T. Dell, et al., The Dodge Collection of 18th-Century French and English Art in the Detroit Institute of Arts, New York, 1996, p. 24.

Lot Essay

With its distinctive fond rose Gobelins tapestry covers enclosing allegorical or mythological scenes after painters like Francois Boucher (1703-1770), this suite reflects the early Neoclassical style woven at the Gobelins manufactory in the 1760's. Amongst the best documented of these is the celebrated suite supplied for George, 6th Earl of Coventry for Croome Court, Worcestershire, which is now in the Metropolitan Museum of Art, New York (illustrated in E. Standen, European Post-Medieval Tapestries and Related Hangings in The Metropolitan Museum of Art, New York, 1985, vol.1, no.57, pp.385-401). This latter suite was designed by Jean-Germain Soufflot (d.1780) to enclose pictorial medallions after Boucher, which were then woven by Maurice Jacques (d.1784), Louis Tessier (d.1781) and Jacques Neilson (d.1788).
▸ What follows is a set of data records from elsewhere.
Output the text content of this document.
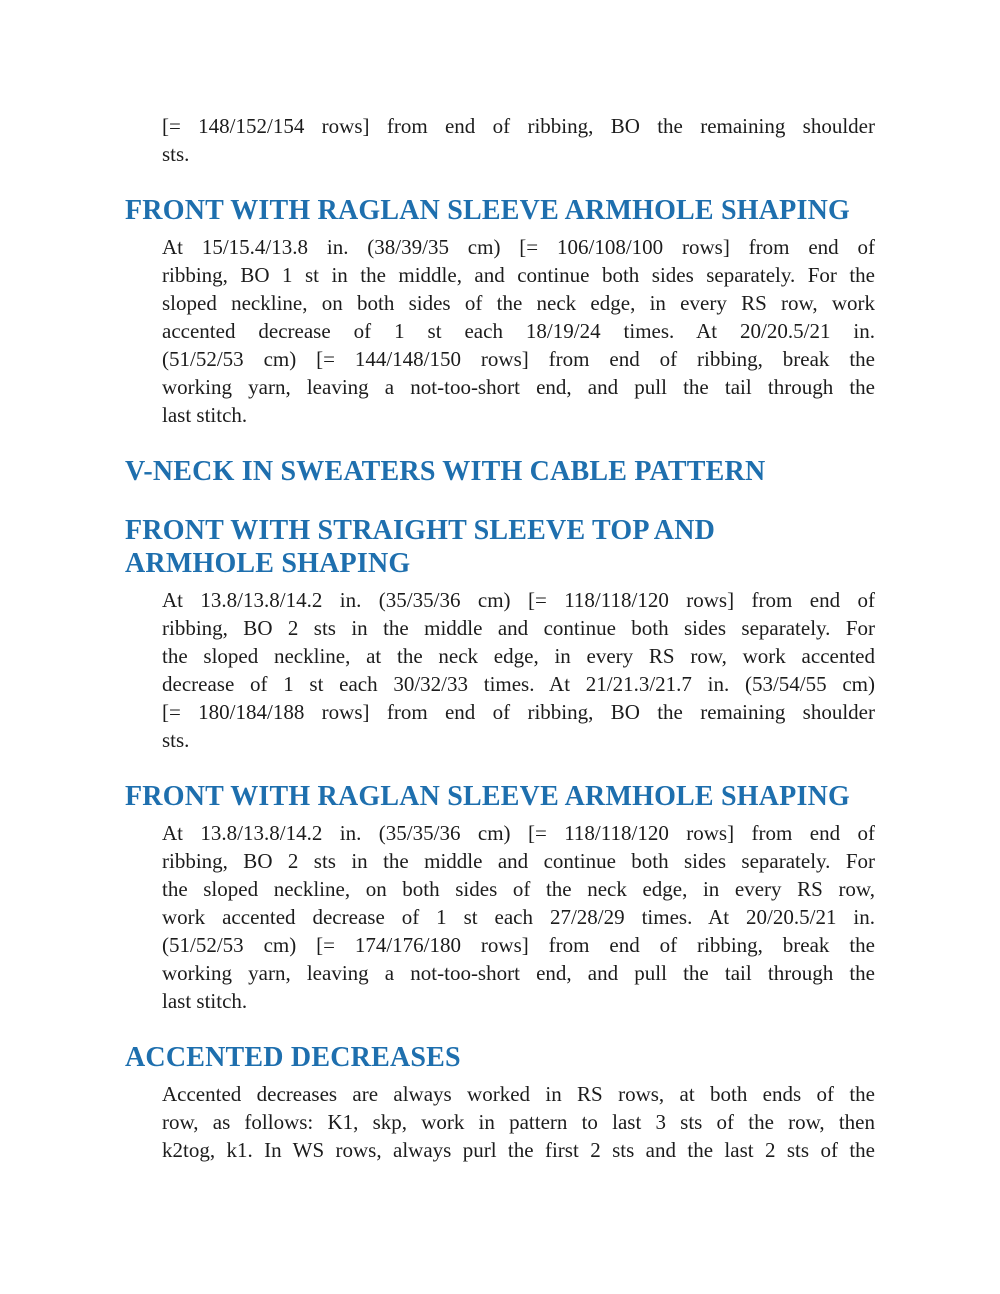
[= 148/152/154 rows] from end of ribbing, BO the remaining shoulder
sts.
FRONT WITH RAGLAN SLEEVE ARMHOLE SHAPING
At 15/15.4/13.8 in. (38/39/35 cm) [= 106/108/100 rows] from end of
ribbing, BO 1 st in the middle, and continue both sides separately. For the
sloped neckline, on both sides of the neck edge, in every RS row, work
accented decrease of 1 st each 18/19/24 times. At 20/20.5/21 in.
(51/52/53 cm) [= 144/148/150 rows] from end of ribbing, break the
working yarn, leaving a not-too-short end, and pull the tail through the
last stitch.
V-NECK IN SWEATERS WITH CABLE PATTERN
FRONT WITH STRAIGHT SLEEVE TOP AND
ARMHOLE SHAPING
At 13.8/13.8/14.2 in. (35/35/36 cm) [= 118/118/120 rows] from end of
ribbing, BO 2 sts in the middle and continue both sides separately. For
the sloped neckline, at the neck edge, in every RS row, work accented
decrease of 1 st each 30/32/33 times. At 21/21.3/21.7 in. (53/54/55 cm)
[= 180/184/188 rows] from end of ribbing, BO the remaining shoulder
sts.
FRONT WITH RAGLAN SLEEVE ARMHOLE SHAPING
At 13.8/13.8/14.2 in. (35/35/36 cm) [= 118/118/120 rows] from end of
ribbing, BO 2 sts in the middle and continue both sides separately. For
the sloped neckline, on both sides of the neck edge, in every RS row,
work accented decrease of 1 st each 27/28/29 times. At 20/20.5/21 in.
(51/52/53 cm) [= 174/176/180 rows] from end of ribbing, break the
working yarn, leaving a not-too-short end, and pull the tail through the
last stitch.
ACCENTED DECREASES
Accented decreases are always worked in RS rows, at both ends of the
row, as follows: K1, skp, work in pattern to last 3 sts of the row, then
k2tog, k1. In WS rows, always purl the first 2 sts and the last 2 sts of the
The Maison Carlhian was founded in Paris in January 1867 by Anatole Carlhian (d.1904) and Albert Dujardin-Beaumetz (d.1906). Initially established in the rue Beaurepaire, in 1906 the sons of Anatole Carlhian, Paul and André, inherited the business and they subsequently moved it to 24 rue du Mont-Thabor. Specialising in 'menuiserie, peinture et de tapisserie', the firm owned an extensive collection of period specimen chairs, whose models they faithfully copied, and it was for the quality of their menuiserie that they were principally patronised by Duveen Brothers. Subsequently renamed 'societé Carlhian' in 1930, the firm established a New York branch and flourished until 1975.

The present chairs, placed in the staircase Hall, are just visible in the photograph of the Vestibule illustrated in T. Dell et al., The Dodge Collection of Eighteenth Century French and English Art in the Detroit nstitute of Arts, New York, 1996, p.24.